Many Pennsylvania towns have summer festivals that serve as a community gathering and homecoming for native sons and daughters. None of them is quite like Kecksburg’s.

The tiny Mt. Pleasant Township village will have its 18th annual celebration — the Kecksburg UFO Festival — Friday, Saturday and Sunday. There will be food, entertainment, speakers, crafters, a parade, paranormal researchers, UFO literature and fireworks.

“It’s better than you can ever imagine,” said Ron Struble, a firefighter for the Kecksburg Volunteer Fire Department, which organizes the festivities.

“It is more of a community gathering, and the UFO is just part of it,” said Struble, who has been a community firefighter for 48 years. “It keeps on getting bigger every year.”

The festival is built around the Dec. 9, 1965, crash of what might have been a meteor, part of a Russian satellite or, maybe, an unidentified flying object from somewhere in outer space.

Locals claim a large, metallic acorn-shaped object streaked through the region’s skies before plummeting into a patch of woods near the village.

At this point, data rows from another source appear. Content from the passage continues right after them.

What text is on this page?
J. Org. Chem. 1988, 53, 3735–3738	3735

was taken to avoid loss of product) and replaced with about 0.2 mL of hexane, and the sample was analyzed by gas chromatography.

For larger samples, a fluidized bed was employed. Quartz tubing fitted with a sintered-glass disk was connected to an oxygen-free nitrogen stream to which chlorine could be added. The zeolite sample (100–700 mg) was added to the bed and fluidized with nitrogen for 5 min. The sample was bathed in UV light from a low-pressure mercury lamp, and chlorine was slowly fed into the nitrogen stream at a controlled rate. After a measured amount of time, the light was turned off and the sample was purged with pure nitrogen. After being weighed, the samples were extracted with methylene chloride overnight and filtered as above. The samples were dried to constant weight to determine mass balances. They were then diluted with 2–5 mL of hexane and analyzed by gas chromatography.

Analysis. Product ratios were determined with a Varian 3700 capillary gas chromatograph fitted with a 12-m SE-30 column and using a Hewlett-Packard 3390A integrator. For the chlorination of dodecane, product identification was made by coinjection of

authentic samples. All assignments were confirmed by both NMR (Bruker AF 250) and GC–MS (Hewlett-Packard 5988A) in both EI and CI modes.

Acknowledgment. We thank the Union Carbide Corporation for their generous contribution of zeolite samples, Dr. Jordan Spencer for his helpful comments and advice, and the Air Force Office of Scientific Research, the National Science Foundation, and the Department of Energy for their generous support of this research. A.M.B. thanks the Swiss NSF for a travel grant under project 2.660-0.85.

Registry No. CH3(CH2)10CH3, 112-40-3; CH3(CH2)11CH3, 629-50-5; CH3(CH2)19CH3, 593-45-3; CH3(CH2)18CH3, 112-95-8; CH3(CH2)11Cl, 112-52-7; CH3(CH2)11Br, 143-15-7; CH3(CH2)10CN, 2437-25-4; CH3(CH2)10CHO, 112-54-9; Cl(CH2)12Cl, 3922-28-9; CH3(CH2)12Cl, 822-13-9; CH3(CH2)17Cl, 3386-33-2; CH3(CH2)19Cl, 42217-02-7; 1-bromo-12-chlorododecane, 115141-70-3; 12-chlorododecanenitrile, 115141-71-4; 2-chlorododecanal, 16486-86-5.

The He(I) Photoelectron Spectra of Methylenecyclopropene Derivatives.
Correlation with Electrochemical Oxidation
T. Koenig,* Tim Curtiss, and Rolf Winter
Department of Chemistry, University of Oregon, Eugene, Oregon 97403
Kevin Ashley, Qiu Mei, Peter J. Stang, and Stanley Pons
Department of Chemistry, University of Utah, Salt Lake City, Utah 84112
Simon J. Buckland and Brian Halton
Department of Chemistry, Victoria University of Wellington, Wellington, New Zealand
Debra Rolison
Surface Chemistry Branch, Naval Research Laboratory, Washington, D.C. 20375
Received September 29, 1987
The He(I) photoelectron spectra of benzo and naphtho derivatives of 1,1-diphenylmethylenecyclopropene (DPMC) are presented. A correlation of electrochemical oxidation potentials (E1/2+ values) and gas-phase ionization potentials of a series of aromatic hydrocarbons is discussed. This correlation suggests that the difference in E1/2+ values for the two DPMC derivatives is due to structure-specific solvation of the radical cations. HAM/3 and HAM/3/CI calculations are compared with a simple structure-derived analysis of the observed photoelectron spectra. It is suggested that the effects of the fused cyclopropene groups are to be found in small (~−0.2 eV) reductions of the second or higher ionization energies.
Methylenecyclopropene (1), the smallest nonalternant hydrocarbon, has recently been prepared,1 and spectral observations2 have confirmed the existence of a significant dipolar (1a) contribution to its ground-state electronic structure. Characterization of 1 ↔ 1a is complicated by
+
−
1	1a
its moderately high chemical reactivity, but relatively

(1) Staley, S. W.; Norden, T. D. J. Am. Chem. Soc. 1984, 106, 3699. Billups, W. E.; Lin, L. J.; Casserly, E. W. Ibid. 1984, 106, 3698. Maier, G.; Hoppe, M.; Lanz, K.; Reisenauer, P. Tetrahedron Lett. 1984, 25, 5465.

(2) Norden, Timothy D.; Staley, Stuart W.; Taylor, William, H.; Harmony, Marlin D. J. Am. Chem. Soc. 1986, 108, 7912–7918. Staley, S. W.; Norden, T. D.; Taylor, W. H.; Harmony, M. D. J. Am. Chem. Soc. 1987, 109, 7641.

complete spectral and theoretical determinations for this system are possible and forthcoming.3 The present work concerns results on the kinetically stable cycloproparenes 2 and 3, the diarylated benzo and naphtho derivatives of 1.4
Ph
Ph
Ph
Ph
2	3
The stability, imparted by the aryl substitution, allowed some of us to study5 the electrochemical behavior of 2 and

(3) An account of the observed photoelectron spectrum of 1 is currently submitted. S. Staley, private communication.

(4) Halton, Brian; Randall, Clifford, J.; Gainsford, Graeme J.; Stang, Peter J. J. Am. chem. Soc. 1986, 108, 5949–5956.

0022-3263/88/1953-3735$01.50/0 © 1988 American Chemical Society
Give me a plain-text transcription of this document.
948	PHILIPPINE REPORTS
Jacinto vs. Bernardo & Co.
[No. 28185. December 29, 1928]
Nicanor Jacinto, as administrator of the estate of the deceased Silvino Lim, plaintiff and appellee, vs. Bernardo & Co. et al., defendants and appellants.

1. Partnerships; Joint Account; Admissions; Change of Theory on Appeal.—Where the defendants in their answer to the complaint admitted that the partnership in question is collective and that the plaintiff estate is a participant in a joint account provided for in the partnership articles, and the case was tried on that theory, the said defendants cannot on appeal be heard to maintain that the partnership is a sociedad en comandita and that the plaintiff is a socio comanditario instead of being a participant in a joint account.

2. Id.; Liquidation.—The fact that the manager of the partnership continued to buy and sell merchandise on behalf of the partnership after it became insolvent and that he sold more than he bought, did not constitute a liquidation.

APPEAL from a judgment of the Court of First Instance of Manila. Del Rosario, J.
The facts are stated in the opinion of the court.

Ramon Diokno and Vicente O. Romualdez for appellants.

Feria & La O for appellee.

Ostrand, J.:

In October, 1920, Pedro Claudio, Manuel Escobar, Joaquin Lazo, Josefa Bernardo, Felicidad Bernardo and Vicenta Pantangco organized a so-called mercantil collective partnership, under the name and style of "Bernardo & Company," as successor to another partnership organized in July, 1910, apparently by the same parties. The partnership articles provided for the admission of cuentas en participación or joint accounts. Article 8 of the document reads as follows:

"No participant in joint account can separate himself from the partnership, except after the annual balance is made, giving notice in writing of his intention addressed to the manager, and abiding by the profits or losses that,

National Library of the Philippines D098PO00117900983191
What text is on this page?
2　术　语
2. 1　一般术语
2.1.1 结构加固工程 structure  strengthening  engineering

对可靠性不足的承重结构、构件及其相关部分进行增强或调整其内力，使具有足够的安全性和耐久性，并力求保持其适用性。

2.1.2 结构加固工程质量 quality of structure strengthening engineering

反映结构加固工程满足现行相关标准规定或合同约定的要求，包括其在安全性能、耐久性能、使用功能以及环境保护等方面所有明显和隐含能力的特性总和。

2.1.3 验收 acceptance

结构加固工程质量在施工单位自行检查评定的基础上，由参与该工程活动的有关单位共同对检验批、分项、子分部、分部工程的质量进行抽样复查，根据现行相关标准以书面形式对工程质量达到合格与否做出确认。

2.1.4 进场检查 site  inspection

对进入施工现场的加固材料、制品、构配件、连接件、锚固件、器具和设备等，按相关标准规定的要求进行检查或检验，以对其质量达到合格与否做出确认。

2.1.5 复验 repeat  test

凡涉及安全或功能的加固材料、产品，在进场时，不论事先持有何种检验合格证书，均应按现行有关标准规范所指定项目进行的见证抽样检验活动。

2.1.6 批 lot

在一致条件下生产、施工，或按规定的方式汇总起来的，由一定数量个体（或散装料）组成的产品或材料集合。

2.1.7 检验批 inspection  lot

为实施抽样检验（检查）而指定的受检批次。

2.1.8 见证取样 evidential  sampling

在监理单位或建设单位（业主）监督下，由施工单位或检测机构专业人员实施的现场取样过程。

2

Witnesses said military and police officials restricted access to the woods, where the crash is believed to have occurred, left the scene with the suspected object in tow on a flatbed trailer and subsequently denied finding anything, creating a mystery that has lasted decades.

Struble, 81, recalled seeing a bright light moving across the sky from his home in Greensburg,

“We heard it on TV and saw a streak in the sky,” then drove to the area near where he believed it crashed but was blocked from getting close by firefighters, who stopped traffic.

“When I got there, the military was already there,” Struble said.

The community will mark the event with a festival that begins at 6 p.m. Friday with half-price food at the Kecksburg fire department grounds at 5128 Water St.

Crowds will be entertained from 6 to 9 p.m. Friday by the Corn Liquor Saints Entertainment.

A cornhole tournament is slated for 7 p.m. Friday, carrying a $10 entry fee. Winners will be awarded prize money.

Some 75 vendors and crafters are expected inside the fire department social hall Friday night, then again from noon to 9 p.m. Saturday and noon to 5 p. m. Sunday.

The festival resumes at noon Saturday, with a parade highlighted by participants in UFO themes.

A hospital bed race of about 40 yards is scheduled for 4 p.m. Four people push the bed down Water Street, with a “patient” on top, Struble said.

“It’s the only place in Westmoreland County that you can see a hospital bed race,” Struble said.

Fireworks are scheduled for 10 p.m.

On Sunday, there will be a hot dog eating contest at 12:30 p.m.

A hay bale toss is set for 2 p.m.

Keeping with the theme, the annual Kecksburg UFO Festival Conference will feature speakers from 1 to 5 p.m. in the Emergency Medical Services building across from the fire department social hall. UFO investigators, hunters and those deemed experts, as well as a UFO and Bigfoot researcher are featured.

Stan Gordon of Greensburg, author of “Silent Invasion: The Pennsylvania UFO-Bigfoot Casebook” and “Creepy Cryptids and Strange UFO Encounters of Pennsylvania,” will be one of the speakers at the festival.

Gordon has gained a reputation as the primary investigator of the December 1965 UFO crash and recovery of the unknown object in a wooded area near Kecksburg.

Joining Gordon will be Nick Markowitz Jr., who will discuss whether AM radio waves and electromagnetic interference enhances paranormal activities with Bigfoot and UFOs.

Ron Lanham, a co-founder of Wild & Weird West Virginia, will entertain guests with a discussion on the possible presence of alien life on Earth.

Jimmy and Dee Trick of Pittsburgh, founders of the Goosebumps Paranormal Society, which investigates haunted houses, cemeteries and battlefields, will present, “Sights and Sounds of the Paranormal,” featuring some audio and video of their investigations.

All proceeds from the festival benefit the fire department.